There are couple of important things to note here:
– Outlook for Mac didn’t have any issues with default settings of KEMP LoadMaster (100-Continue handling and/or additional L7 headers).
– When testing for EWS connectivity, ExRCA tests failed with “501” error. This error was fixed by changing 100-Continue handling from RFC-2616 compliant (default setting) to RFC-7231 compliant. This, however, did not fix the issues with Mac Mail.
– Changing additional L7 headers from “X-ClientSide” (default setting) to “None” stopped KEMP LoadMaster from inserting any additional headers including “Via” headers. This did fix the issue for built-in Mail client on Mac.
However, it leaves us with a few open questions:
Why did Outlook for Mac worked all along?
Why is Outlook for Mac not affected by presence of “Via” headers?
The “Via” and other additional headers are inserted by load balancer but are only visible to the server.

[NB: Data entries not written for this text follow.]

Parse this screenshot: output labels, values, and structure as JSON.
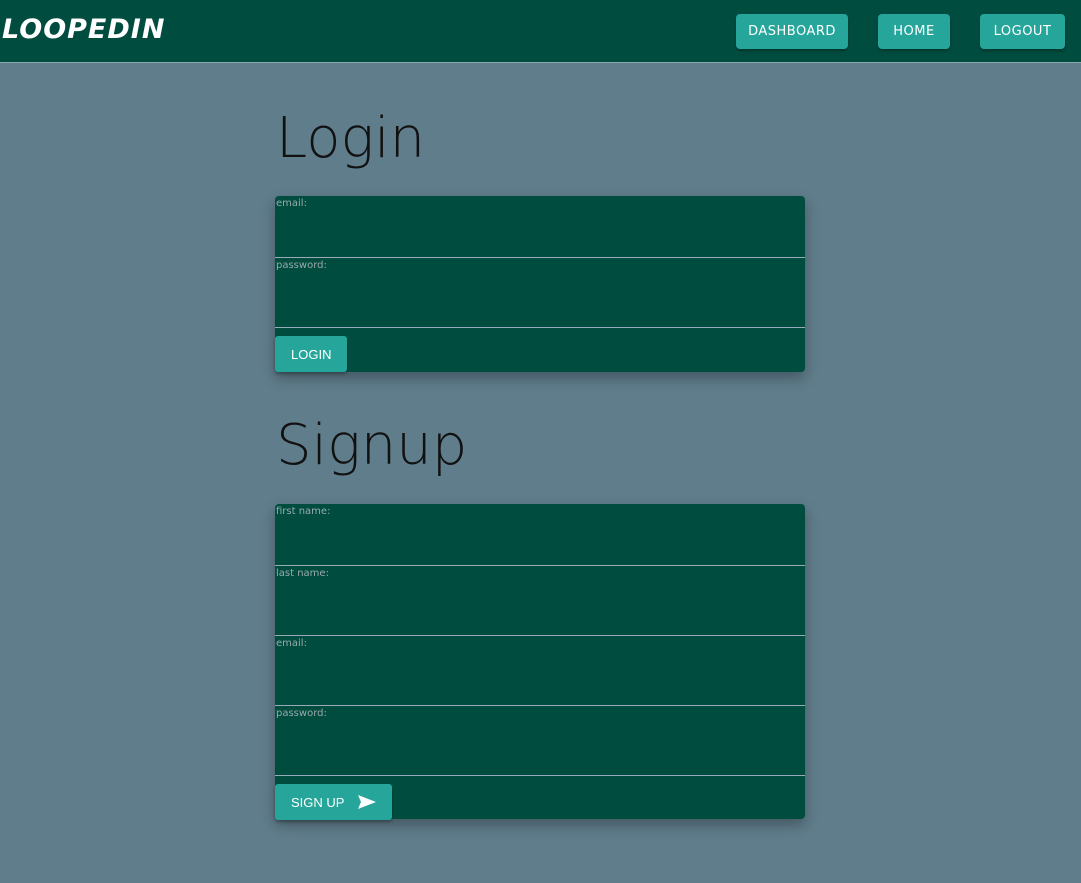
{
  "brand": "LOOPEDIN",
  "nav": {
    "dashboard": "DASHBOARD",
    "home": "HOME",
    "logout": "LOGOUT"
  },
  "login": {
    "title": "Login",
    "email_label": "email:",
    "password_label": "password:",
    "button": "LOGIN"
  },
  "signup": {
    "title": "Signup",
    "first_name_label": "first name:",
    "last_name_label": "last name:",
    "email_label": "email:",
    "password_label": "password:",
    "button": "SIGN UP"
  }
}
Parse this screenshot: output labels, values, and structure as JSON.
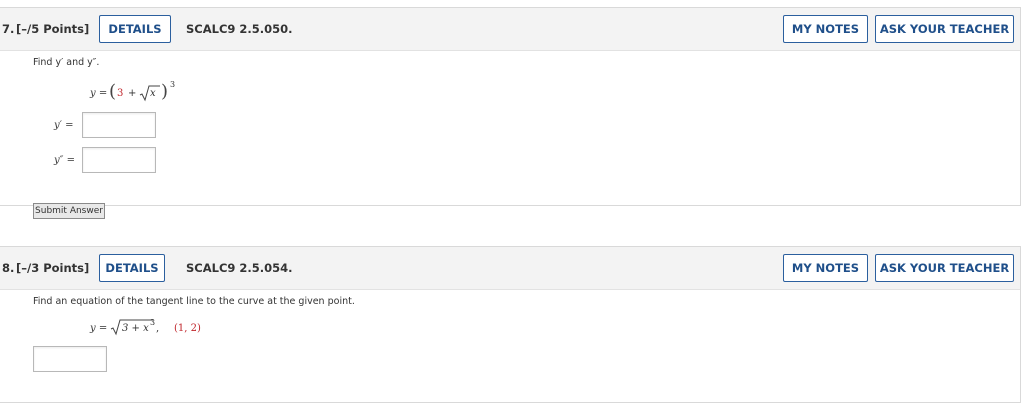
{
  "q7": {
    "number": "7.",
    "points": "[–/5 Points]",
    "details_label": "DETAILS",
    "code": "SCALC9 2.5.050.",
    "my_notes_label": "MY NOTES",
    "ask_teacher_label": "ASK YOUR TEACHER",
    "prompt": "Find y′ and y″.",
    "eq_lhs": "y =",
    "eq_const": "3",
    "eq_plus": "+",
    "eq_var": "x",
    "eq_exp": "3",
    "label_y1": "y′ =",
    "label_y2": "y″ =",
    "answer_y1": "",
    "answer_y2": "",
    "submit_label": "Submit Answer"
  },
  "q8": {
    "number": "8.",
    "points": "[–/3 Points]",
    "details_label": "DETAILS",
    "code": "SCALC9 2.5.054.",
    "my_notes_label": "MY NOTES",
    "ask_teacher_label": "ASK YOUR TEACHER",
    "prompt": "Find an equation of the tangent line to the curve at the given point.",
    "eq_lhs": "y =",
    "eq_radicand": "3 + x",
    "eq_exp": "3",
    "eq_comma": ",",
    "eq_point": "(1, 2)",
    "answer": ""
  },
  "colors": {
    "button_border": "#2b5f9e",
    "header_bg": "#f3f3f3",
    "highlight_red": "#c0262c"
  }
}
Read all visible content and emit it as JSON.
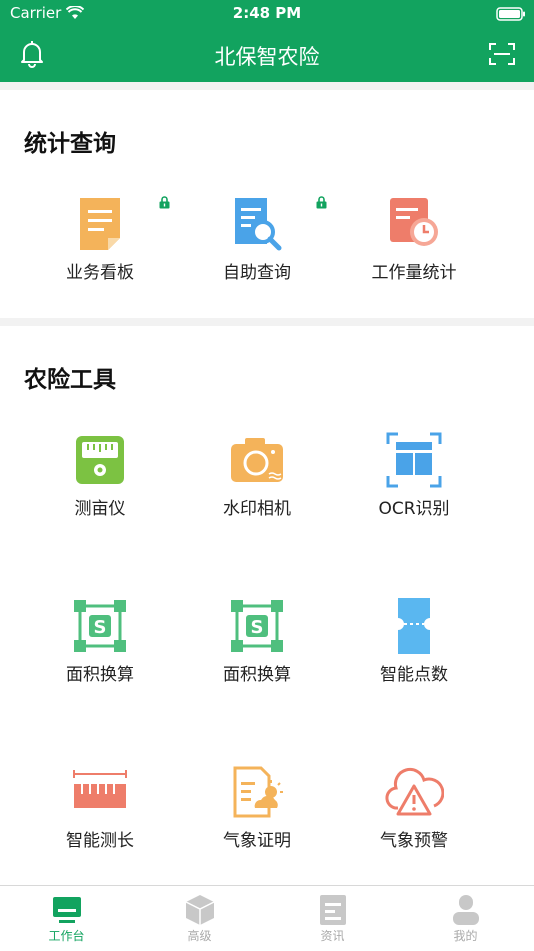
{
  "status": {
    "carrier": "Carrier",
    "time": "2:48 PM"
  },
  "nav": {
    "title": "北保智农险"
  },
  "stats": {
    "title": "统计查询",
    "items": [
      {
        "label": "业务看板",
        "icon": "document-icon",
        "locked": true
      },
      {
        "label": "自助查询",
        "icon": "search-document-icon",
        "locked": true
      },
      {
        "label": "工作量统计",
        "icon": "clock-document-icon",
        "locked": false
      }
    ]
  },
  "tools": {
    "title": "农险工具",
    "items": [
      {
        "label": "测亩仪",
        "icon": "meter-icon"
      },
      {
        "label": "水印相机",
        "icon": "camera-icon"
      },
      {
        "label": "OCR识别",
        "icon": "ocr-scan-icon"
      },
      {
        "label": "面积换算",
        "icon": "area-convert-icon"
      },
      {
        "label": "面积换算",
        "icon": "area-convert-icon"
      },
      {
        "label": "智能点数",
        "icon": "count-card-icon"
      },
      {
        "label": "智能测长",
        "icon": "ruler-icon"
      },
      {
        "label": "气象证明",
        "icon": "weather-document-icon"
      },
      {
        "label": "气象预警",
        "icon": "weather-warning-icon"
      }
    ]
  },
  "tabs": [
    {
      "label": "工作台",
      "active": true
    },
    {
      "label": "高级",
      "active": false
    },
    {
      "label": "资讯",
      "active": false
    },
    {
      "label": "我的",
      "active": false
    }
  ],
  "colors": {
    "brand": "#12a35f",
    "orange": "#f4b35a",
    "blue": "#4aa3e8",
    "red": "#ee7d6a",
    "green": "#4fbf7e"
  }
}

They were not present in network captures on the client side. Why did the Mail client on Mac behave differently when the “Via” header was present and visible only to the server?
Last but not the least, what is the real issue here? It would be easy to blame the load balancer but since Outlook for Mac worked fine, is it programmed to work around an EWS issue that Mac Mail isn’t? Or is it a Mac Mail issue as Outlook worked fine?
I am working with Microsoft to find the answers but don’t hold your breath. While doctors work on the root cause, use the handy band aid to stop the bleeding!